Mr. Myers said there were no good solutions to the fresh food glut. After his largest customer — the restaurant industry — shut down in California and New York, his farm started redistributing onions from 50-pound sacks into smaller bags that could be sold in grocery stores. He also started freezing some onions, but he has limited cold-storage capacity.” (NYT)
All across America and Canada, farmers are in trouble. Donations to food banks that can only take a limited amount of fresh produce don’t help the farmers.
Fox Business reported,
“This is a catastrophe,” said tomato grower Tony DiMare, who owns farms in south Florida and the Tampa Bay area. “We haven’t even started to calculate it. It’s going to be in the millions of dollars.
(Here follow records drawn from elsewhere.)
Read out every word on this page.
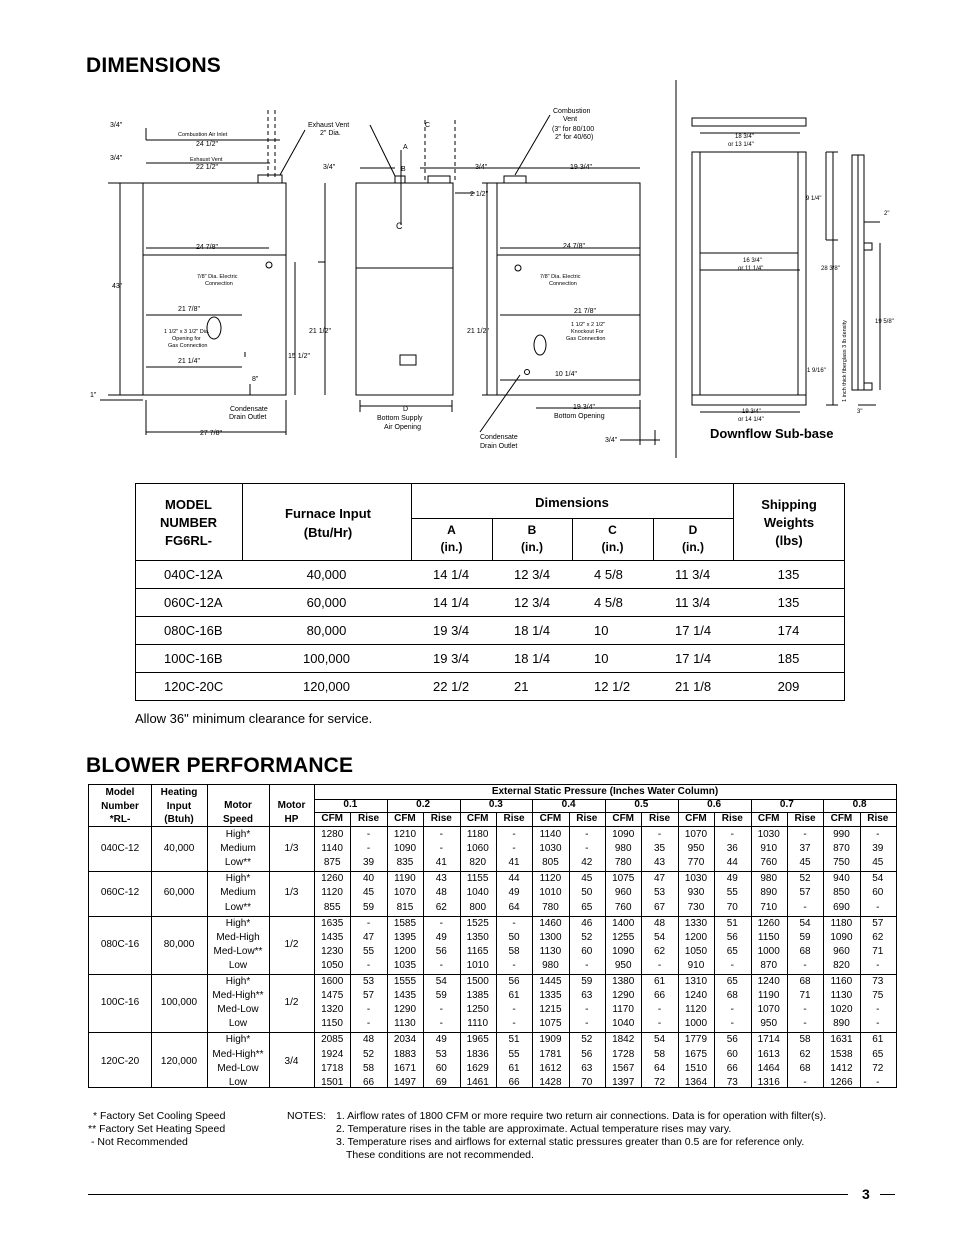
DIMENSIONS
3/4"
3/4"
Combustion Air Inlet
24 1/2"
Exhaust Vent
22 1/2"
24 7/8"
7/8" Dia. Electric
Connection
43"
21 7/8"
1 1/2" x 3 1/2" Dia.
Opening for
Gas Connection
21 1/4"
21 1/2"
15 1/2"
8"
1"
Condensate
Drain Outlet
27 7/8"
Exhaust Vent
2" Dia.
C
A
B
3/4"
C
D
Bottom Supply
Air Opening
Combustion
Vent
(3" for 80/100
2" for 40/60)
3/4"	19 3/4"
2 1/2"
24 7/8"
7/8" Dia. Electric
Connection
21 7/8"
21 1/2"
1 1/2" x 2 1/2"
Knockout For
Gas Connection
10 1/4"
19 3/4"
Bottom Opening
Condensate
Drain Outlet
3/4"
18 3/4"
or 13 1/4"
9 1/4"
2"
16 3/4"
or 11 1/4"	28 3/8"
19 5/8"
1 inch thick fiberglass 3 lb density
1 9/16"
19 3/4"
or 14 1/4"
3"
Downflow Sub-base
MODEL
NUMBER
FG6RL-
Furnace Input
(Btu/Hr)
Dimensions	Shipping
Weights
(lbs)
A
(in.)
B
(in.)
C
(in.)
D
(in.)
040C-12A	40,000	14 1/4	12 3/4	4 5/8	11 3/4	135
060C-12A	60,000	14 1/4	12 3/4	4 5/8	11 3/4	135
080C-16B	80,000	19 3/4	18 1/4	10	17 1/4	174
100C-16B	100,000	19 3/4	18 1/4	10	17 1/4	185
120C-20C	120,000	22 1/2	21	12 1/2	21 1/8	209
Allow 36" minimum clearance for service.
BLOWER PERFORMANCE
Model
Number
*RL-
Heating
Input
(Btuh)
Motor
Speed
Motor
HP
External Static Pressure (Inches Water Column)
0.1
CFM	Rise
0.2
CFM	Rise
0.3
CFM	Rise
0.4
CFM	Rise
0.5
CFM	Rise
0.6
CFM	Rise
0.7
CFM	Rise
0.8
CFM	Rise
040C-12	40,000	1/3
High*	1280	-	1210	-	1180	-	1140	-	1090	-	1070	-	1030	-	990	-
Medium	1140	-	1090	-	1060	-	1030	-	980	35	950	36	910	37	870	39
Low**	875	39	835	41	820	41	805	42	780	43	770	44	760	45	750	45
060C-12	60,000	1/3
High*	1260	40	1190	43	1155	44	1120	45	1075	47	1030	49	980	52	940	54
Medium	1120	45	1070	48	1040	49	1010	50	960	53	930	55	890	57	850	60
Low**	855	59	815	62	800	64	780	65	760	67	730	70	710	-	690	-
080C-16	80,000	1/2
High*	1635	-	1585	-	1525	-	1460	46	1400	48	1330	51	1260	54	1180	57
Med-High	1435	47	1395	49	1350	50	1300	52	1255	54	1200	56	1150	59	1090	62
Med-Low**	1230	55	1200	56	1165	58	1130	60	1090	62	1050	65	1000	68	960	71
Low	1050	-	1035	-	1010	-	980	-	950	-	910	-	870	-	820	-
100C-16	100,000	1/2
High*	1600	53	1555	54	1500	56	1445	59	1380	61	1310	65	1240	68	1160	73
Med-High**	1475	57	1435	59	1385	61	1335	63	1290	66	1240	68	1190	71	1130	75
Med-Low	1320	-	1290	-	1250	-	1215	-	1170	-	1120	-	1070	-	1020	-
Low	1150	-	1130	-	1110	-	1075	-	1040	-	1000	-	950	-	890	-
120C-20	120,000	3/4
High*	2085	48	2034	49	1965	51	1909	52	1842	54	1779	56	1714	58	1631	61
Med-High**	1924	52	1883	53	1836	55	1781	56	1728	58	1675	60	1613	62	1538	65
Med-Low	1718	58	1671	60	1629	61	1612	63	1567	64	1510	66	1464	68	1412	72
Low	1501	66	1497	69	1461	66	1428	70	1397	72	1364	73	1316	-	1266	-
* Factory Set Cooling Speed
** Factory Set Heating Speed
- Not Recommended
NOTES: 1. Airflow rates of 1800 CFM or more require two return air connections. Data is for operation with filter(s).
2. Temperature rises in the table are approximate. Actual temperature rises may vary.
3. Temperature rises and airflows for external static pressures greater than 0.5 are for reference only.
These conditions are not recommended.
3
Losses mount every day.”
Florida leads the U.S. in harvesting tomatoes, green beans, cabbage and peppers this time of year. While some of the crops are meant for grocery stores, many farmers cater solely to the so-called foodservice market — restaurants, schools and theme parks — hit hard as cities and states have ordered people to stay home and avoid others.
America needs its farmers. The recent stimulus package contained $9.5 billion for aid to farmers. It may not be enough.